There was a spirited discussion over how markets and property rights can be extended to provide genuine environmental protection as well as offer an alternative to political control of resources. This is a sign of intellectual health and vitality, and it is a measure of the success of the FME movement that we can turn our attention to the problem of how to assign property rights to certain kinds of "commons" (such as urban air) which lack intrinsic market value. When a common resource such as water, a forest, or grazing land has obvious intrinsic value, assigning enforceable property rights is fairly easy: you fence the land, assign title to an individual, and leave it to markets and voluntary bargaining to maximize benefits.
The common air we share is much more problematic. My "share" of clean air has no market value; it only acquires value in a negative way, i.e., when it becomes dirty. But since we all contribute to air pollution, an old-fashioned common law solution isn’t very practical. If we all sued each other in court, we’d end up with--what? Probably a court-supervised regulatory scheme that might look much like the EPA.
This lacuna has been referred to as the "no-mans land" in classical liberal rights theory. In our discussions last week, we referred to these tough-to-define commons as "N-space," like we used to do in mathematics class. The whole discussion quickly became all (John) Locked-up, with a hammer-and-tong debate over first principles.
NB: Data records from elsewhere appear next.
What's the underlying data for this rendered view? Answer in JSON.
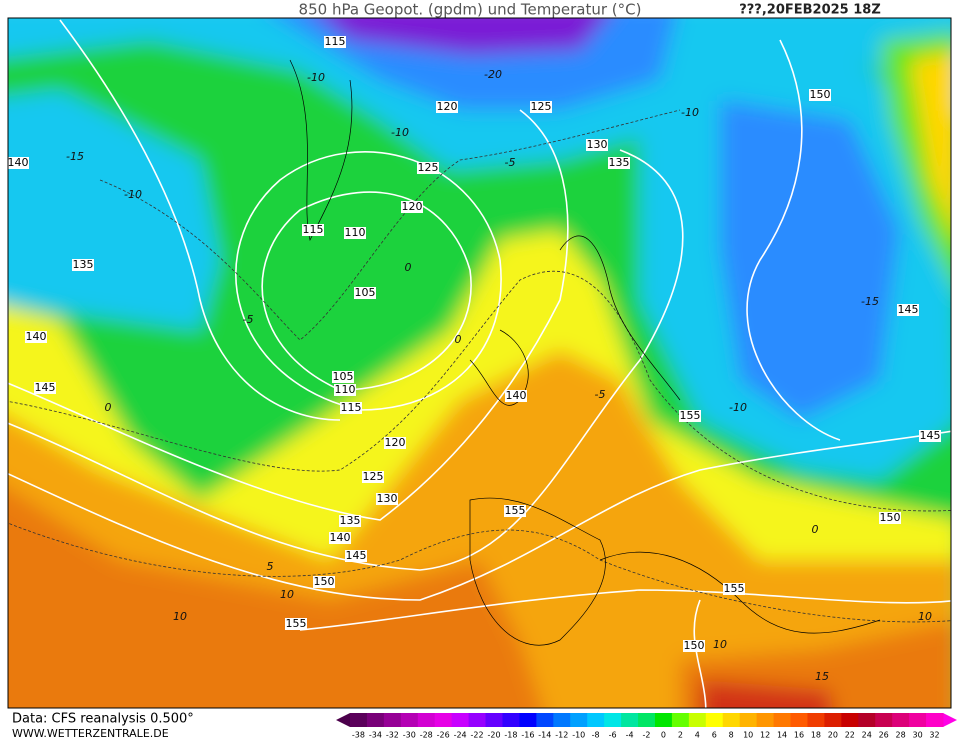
{
  "header": {
    "title": "850 hPa Geopot. (gpdm) und Temperatur (°C)",
    "date": "???,20FEB2025 18Z"
  },
  "footer": {
    "source": "Data: CFS reanalysis 0.500°",
    "site": "WWW.WETTERZENTRALE.DE"
  },
  "legend": {
    "labels": [
      -38,
      -34,
      -32,
      -30,
      -28,
      -26,
      -24,
      -22,
      -20,
      -18,
      -16,
      -14,
      -12,
      -10,
      -8,
      -6,
      -4,
      -2,
      0,
      2,
      4,
      6,
      8,
      10,
      12,
      14,
      16,
      18,
      20,
      22,
      24,
      26,
      28,
      30,
      32
    ],
    "colors": [
      "#5a005a",
      "#780078",
      "#960096",
      "#b400b4",
      "#d200d2",
      "#e600e6",
      "#c800ff",
      "#9600ff",
      "#6400ff",
      "#3200ff",
      "#0000ff",
      "#0046ff",
      "#0078ff",
      "#00a0ff",
      "#00c8ff",
      "#00e6e6",
      "#00e6a0",
      "#00e664",
      "#00e600",
      "#64ff00",
      "#c8ff00",
      "#ffff00",
      "#ffd700",
      "#ffb400",
      "#ff9600",
      "#ff7800",
      "#ff5a00",
      "#f03c00",
      "#dc1e00",
      "#c80000",
      "#b40028",
      "#c80050",
      "#dc0078",
      "#f000a0",
      "#ff00c8"
    ]
  },
  "map": {
    "geopotential_labels": [
      115,
      120,
      125,
      130,
      135,
      150,
      140,
      125,
      120,
      115,
      110,
      135,
      105,
      140,
      145,
      105,
      110,
      115,
      145,
      140,
      155,
      120,
      145,
      125,
      130,
      155,
      150,
      135,
      140,
      145,
      150,
      155,
      155,
      150
    ],
    "temperature_labels": [
      -15,
      -10,
      -5,
      0,
      -10,
      -20,
      -10,
      -5,
      0,
      0,
      5,
      10,
      10,
      -10,
      -15,
      -10,
      0,
      10,
      15,
      10,
      -5
    ]
  }
}
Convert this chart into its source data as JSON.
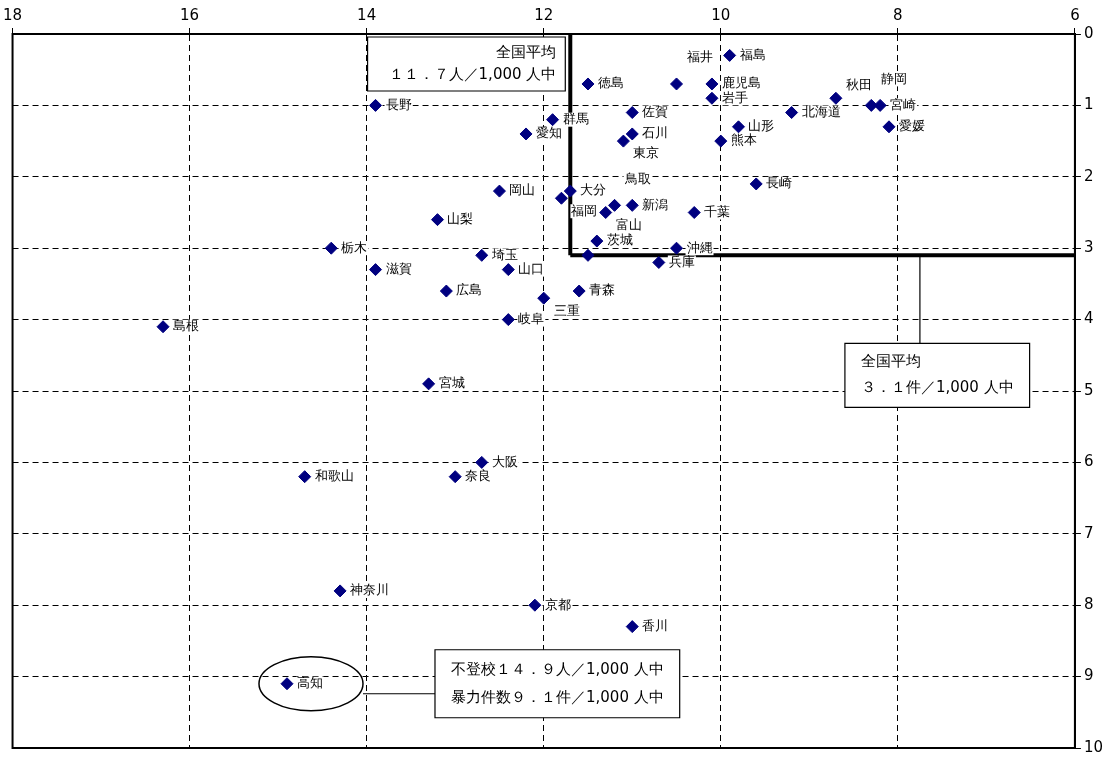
{
  "chart_data": {
    "type": "scatter",
    "marker": "diamond",
    "legend": false,
    "grid": true,
    "line_style": "dashed",
    "xlim": [
      18,
      6
    ],
    "xticks": [
      18,
      16,
      14,
      12,
      10,
      8,
      6
    ],
    "ylim": [
      10,
      0
    ],
    "yticks": [
      0,
      1,
      2,
      3,
      4,
      5,
      6,
      7,
      8,
      9,
      10
    ],
    "series": [
      {
        "color": "#000080",
        "x": [
          9.9,
          11.5,
          10.5,
          10.1,
          10.1,
          13.9,
          11.9,
          11.0,
          12.2,
          11.0,
          11.1,
          9.8,
          10.0,
          9.2,
          8.7,
          8.3,
          8.2,
          8.1,
          9.6,
          12.5,
          11.8,
          11.7,
          11.3,
          11.2,
          11.0,
          10.3,
          11.4,
          10.5,
          10.7,
          11.5,
          13.2,
          14.4,
          12.7,
          12.4,
          13.9,
          13.1,
          12.0,
          11.6,
          12.4,
          16.3,
          13.3,
          12.7,
          13.0,
          14.7,
          14.3,
          12.1,
          11.0,
          14.9
        ],
        "values": [
          0.3,
          0.7,
          0.7,
          0.7,
          0.9,
          1.0,
          1.2,
          1.1,
          1.4,
          1.4,
          1.5,
          1.3,
          1.5,
          1.1,
          0.9,
          1.0,
          1.0,
          1.3,
          2.1,
          2.2,
          2.3,
          2.2,
          2.5,
          2.4,
          2.4,
          2.5,
          2.9,
          3.0,
          3.2,
          3.1,
          2.6,
          3.0,
          3.1,
          3.3,
          3.3,
          3.6,
          3.7,
          3.6,
          4.0,
          4.1,
          4.9,
          6.0,
          6.2,
          6.2,
          7.8,
          8.0,
          8.3,
          9.1
        ]
      }
    ],
    "ref_lines": [
      {
        "axis": "x",
        "value": 11.7,
        "label": "全国平均"
      },
      {
        "axis": "y",
        "value": 3.1,
        "label": "全国平均"
      }
    ],
    "annotations": [
      {
        "text": "福島",
        "x": 9.9,
        "y": 0.3
      },
      {
        "text": "徳島",
        "x": 11.5,
        "y": 0.7
      },
      {
        "text": "福井",
        "x": 10.5,
        "y": 0.7
      },
      {
        "text": "鹿児島",
        "x": 10.1,
        "y": 0.7
      },
      {
        "text": "岩手",
        "x": 10.1,
        "y": 0.9
      },
      {
        "text": "長野",
        "x": 13.9,
        "y": 1.0
      },
      {
        "text": "群馬",
        "x": 11.9,
        "y": 1.2
      },
      {
        "text": "佐賀",
        "x": 11.0,
        "y": 1.1
      },
      {
        "text": "愛知",
        "x": 12.2,
        "y": 1.4
      },
      {
        "text": "石川",
        "x": 11.0,
        "y": 1.4
      },
      {
        "text": "東京",
        "x": 11.1,
        "y": 1.5
      },
      {
        "text": "山形",
        "x": 9.8,
        "y": 1.3
      },
      {
        "text": "熊本",
        "x": 10.0,
        "y": 1.5
      },
      {
        "text": "北海道",
        "x": 9.2,
        "y": 1.1
      },
      {
        "text": "秋田",
        "x": 8.7,
        "y": 0.9
      },
      {
        "text": "静岡",
        "x": 8.3,
        "y": 1.0
      },
      {
        "text": "宮崎",
        "x": 8.2,
        "y": 1.0
      },
      {
        "text": "愛媛",
        "x": 8.1,
        "y": 1.3
      },
      {
        "text": "長崎",
        "x": 9.6,
        "y": 2.1
      },
      {
        "text": "岡山",
        "x": 12.5,
        "y": 2.2
      },
      {
        "text": "福岡",
        "x": 11.8,
        "y": 2.3
      },
      {
        "text": "大分",
        "x": 11.7,
        "y": 2.2
      },
      {
        "text": "富山",
        "x": 11.3,
        "y": 2.5
      },
      {
        "text": "鳥取",
        "x": 11.2,
        "y": 2.4
      },
      {
        "text": "新潟",
        "x": 11.0,
        "y": 2.4
      },
      {
        "text": "千葉",
        "x": 10.3,
        "y": 2.5
      },
      {
        "text": "茨城",
        "x": 11.4,
        "y": 2.9
      },
      {
        "text": "沖縄",
        "x": 10.5,
        "y": 3.0
      },
      {
        "text": "兵庫",
        "x": 10.7,
        "y": 3.2
      },
      {
        "text": "山梨",
        "x": 13.2,
        "y": 2.6
      },
      {
        "text": "栃木",
        "x": 14.4,
        "y": 3.0
      },
      {
        "text": "埼玉",
        "x": 12.7,
        "y": 3.1
      },
      {
        "text": "山口",
        "x": 12.4,
        "y": 3.3
      },
      {
        "text": "滋賀",
        "x": 13.9,
        "y": 3.3
      },
      {
        "text": "広島",
        "x": 13.1,
        "y": 3.6
      },
      {
        "text": "三重",
        "x": 12.0,
        "y": 3.7
      },
      {
        "text": "青森",
        "x": 11.6,
        "y": 3.6
      },
      {
        "text": "岐阜",
        "x": 12.4,
        "y": 4.0
      },
      {
        "text": "島根",
        "x": 16.3,
        "y": 4.1
      },
      {
        "text": "宮城",
        "x": 13.3,
        "y": 4.9
      },
      {
        "text": "大阪",
        "x": 12.7,
        "y": 6.0
      },
      {
        "text": "奈良",
        "x": 13.0,
        "y": 6.2
      },
      {
        "text": "和歌山",
        "x": 14.7,
        "y": 6.2
      },
      {
        "text": "神奈川",
        "x": 14.3,
        "y": 7.8
      },
      {
        "text": "京都",
        "x": 12.1,
        "y": 8.0
      },
      {
        "text": "香川",
        "x": 11.0,
        "y": 8.3
      },
      {
        "text": "高知",
        "x": 14.9,
        "y": 9.1
      },
      "１１．７人／1,000 人中",
      "３．１件／1,000 人中",
      "不登校１４．９人／1,000 人中",
      "暴力件数９．１件／1,000 人中"
    ]
  }
}
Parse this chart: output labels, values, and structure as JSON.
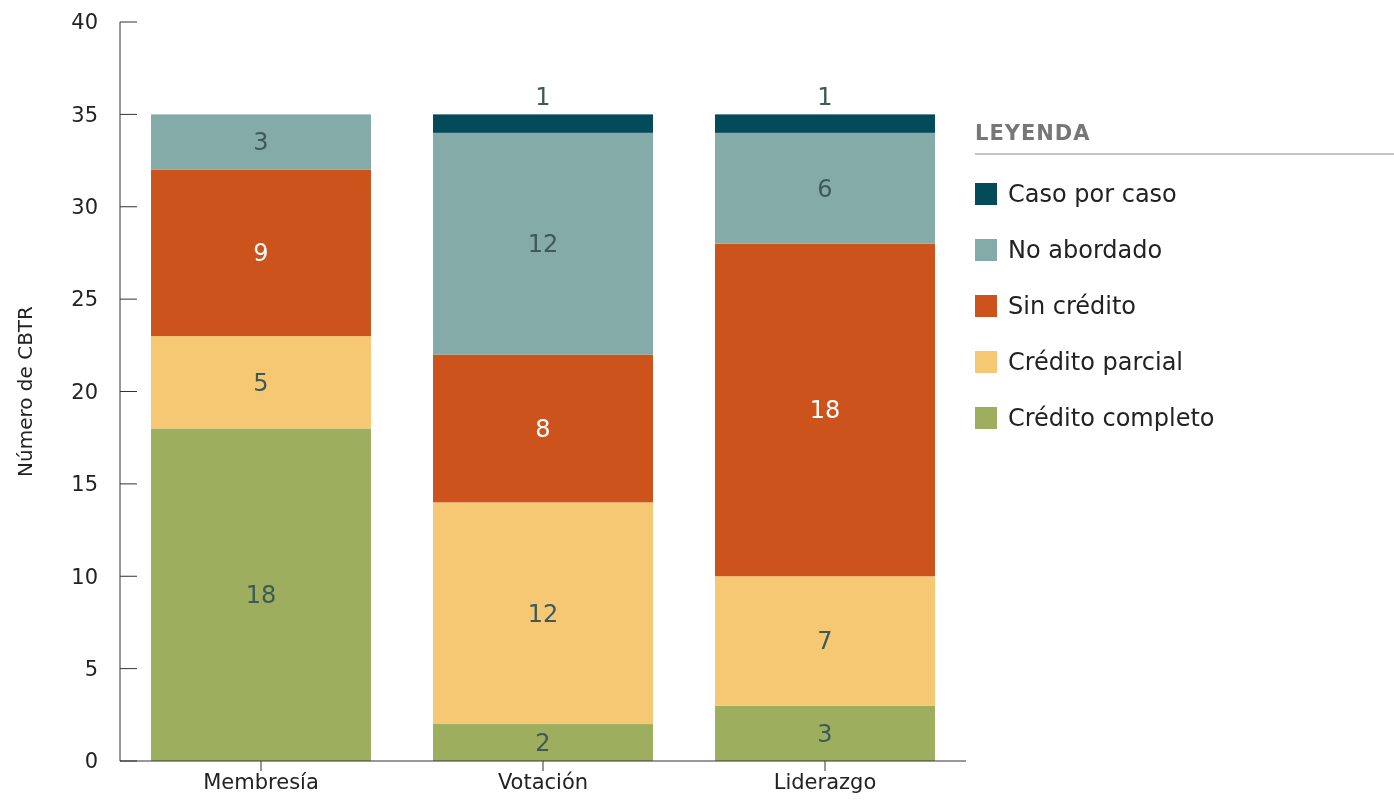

Whether the problem of assigning property rights to commons such as urban air space can be solved is likely to remain a Coase call for a long time, but the debate tells something interesting about us. The drive to shrink "N-space" to the vanishing point arises from the dislike of political solutions for public problems that free marketeers have at a chromosomal level. Yet the voluntary bargaining that takes place between two private parties is also "politics," just on a smaller scale. If one party behaves irrationally or violates the other’s rights (think of the "spite fence" in property law), the next level of remedy is still "political," only through a different branch of government--the judiciary rather than the legislature. And even common law proceedings must, at the end of the day, make recourse to arguments about right and wrong, which is politics.
Some of the frustration we FME-ers feel about environmental issues arises less from the intellectual difficulties of our premises, than from the fact that we aren’t making more rapid progress changing public opinion and policy. One FME leader lamented at one point that "We’ve been screaming about regulation for years, and no one seems to have heard us." I think more people have heard us than he thinks, but it is also true that in N-space, no one can hear you scream.